Mechanisms for Covalent Immobilization of Horseradish Peroxidase on Ion-Beam-Treated Polyethylene

Applied and Plasma Physics, School of Physics, University of Sydney, A28, Sydney, NSW 2006, Australia

Received 21 October 2012; Accepted 20 November 2012

Academic Editors: E. A. Abou Neel, S. S. Banerjee, and P. Ferruti

Copyright © 2012 Alexey V. Kondyurin et al. This is an open access article distributed under the Creative Commons Attribution License, which permits unrestricted use, distribution, and reproduction in any medium, provided the original work is properly cited.

Abstract

The surface of polyethylene was modified by plasma immersion ion implantation. Structure changes including carbonization and oxidation were observed. High surface energy of the modified polyethylene was attributed to the presence of free radicals on the surface. The surface energy decay with storage time after treatment was explained by a decay of the free radical concentration while the concentration of oxygen-containing groups increased with storage time. Horseradish peroxidase was covalently attached onto the modified surface by the reaction with free radicals. Appropriate blocking agents can block this reaction. All aminoacid residues can take part in the covalent attachment process, providing a universal mechanism of attachment for all proteins. The native conformation of attached protein is retained due to hydrophilic interactions in the interface region.

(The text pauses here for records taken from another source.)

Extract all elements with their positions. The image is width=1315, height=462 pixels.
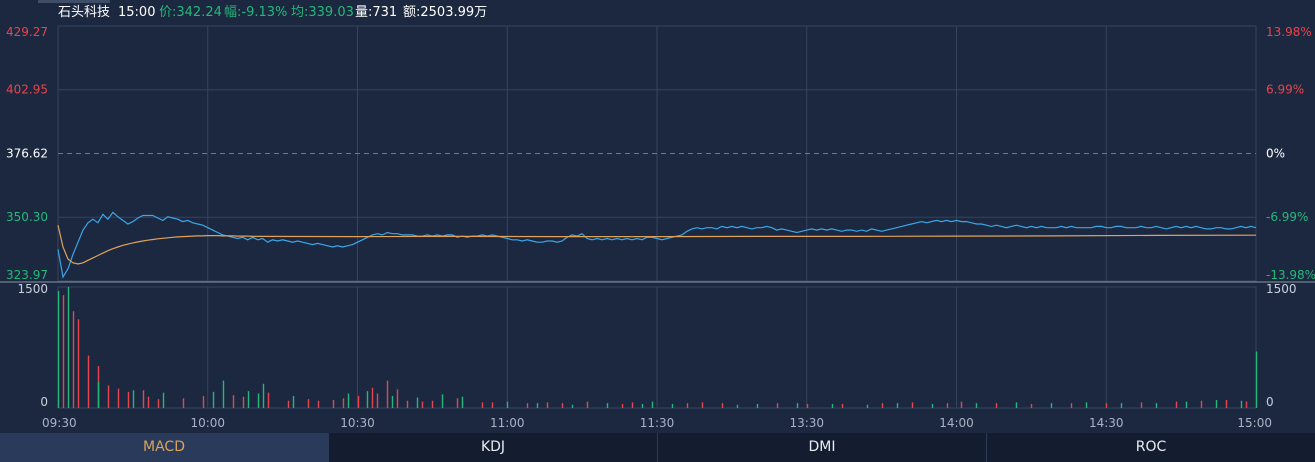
price-axis-label: 429.27 (6, 25, 48, 39)
price-axis-label: 402.95 (6, 83, 48, 97)
time-tick-label: 14:30 (1089, 416, 1124, 430)
time-tick-label: 15:00 (1237, 416, 1272, 430)
volume-axis-label: 0 (40, 395, 48, 409)
percent-axis-label: 0% (1266, 147, 1285, 161)
tab-dmi[interactable]: DMI (658, 433, 987, 462)
average-price-line (57, 225, 1257, 265)
top-scroll-indicator (38, 0, 110, 3)
quote-amount: 额:2503.99万 (403, 5, 488, 20)
stock-name: 石头科技 (58, 5, 111, 20)
intraday-chart[interactable]: 09:30 10:00 10:30 11:00 11:30 13:30 14:00 14:30… (0, 0, 1315, 433)
price-axis-label: 376.62 (6, 147, 48, 161)
percent-axis-label: 6.99% (1266, 83, 1304, 97)
tab-macd[interactable]: MACD (0, 433, 329, 462)
tab-kdj[interactable]: KDJ (329, 433, 658, 462)
quote-header: 石头科技 15:00 价:342.24 幅:-9.13% 均:339.03 量:… (0, 0, 1315, 26)
volume-axis-label: 0 (1266, 395, 1274, 409)
quote-time: 15:00 (118, 5, 156, 20)
time-tick-label: 10:00 (190, 416, 225, 430)
volume-axis-label: 1500 (17, 282, 48, 296)
price-line (57, 211, 1257, 279)
time-tick-label: 09:30 (42, 416, 77, 430)
volume-axis-label: 1500 (1266, 282, 1297, 296)
time-tick-label: 11:30 (640, 416, 675, 430)
percent-axis-label: -6.99% (1266, 210, 1308, 224)
tab-roc[interactable]: ROC (1135, 439, 1167, 455)
indicator-tabs: MACD KDJ DMI ROC (0, 433, 1315, 462)
price-axis-label: 323.97 (6, 268, 48, 282)
quote-average: 均:339.03 (291, 5, 354, 20)
quote-change: 幅:-9.13% (224, 5, 288, 20)
time-tick-label: 11:00 (490, 416, 525, 430)
time-tick-label: 14:00 (939, 416, 974, 430)
percent-axis-label: -13.98% (1266, 268, 1315, 282)
quote-price: 价:342.24 (159, 5, 222, 20)
time-tick-label: 10:30 (340, 416, 375, 430)
time-tick-label: 13:30 (789, 416, 824, 430)
quote-volume: 量:731 (355, 5, 398, 20)
percent-axis-label: 13.98% (1266, 25, 1312, 39)
price-axis-label: 350.30 (6, 210, 48, 224)
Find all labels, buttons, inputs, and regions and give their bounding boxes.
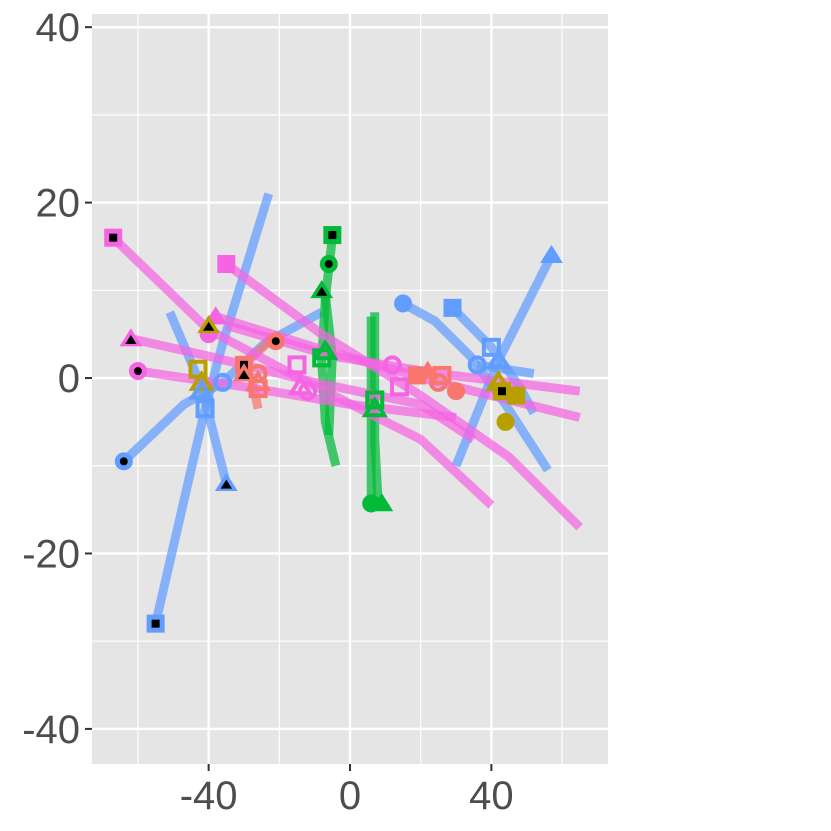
data-point-marker [109, 233, 118, 242]
data-point [287, 355, 307, 375]
y-axis-tick-labels: -40 -20 0 20 40 [22, 6, 80, 752]
x-axis-tick-labels: -40 0 40 [180, 774, 514, 818]
data-point [213, 372, 233, 392]
x-tick-label: 40 [469, 774, 514, 818]
data-point [496, 412, 515, 431]
data-point [485, 348, 512, 369]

The enzymatic activity of covalently attached protein remained high. The long-term activity of the modified layer to attach protein is explained by stabilisation of unpaired electrons in sp2 carbon structures. A high concentration of free radicals can give multiple covalent bonds to the protein molecule and destroy the native conformation and with it the catalytic activity. The universal mechanism of protein attachment to free radicals could be extended to various methods of radiation damage of polymers.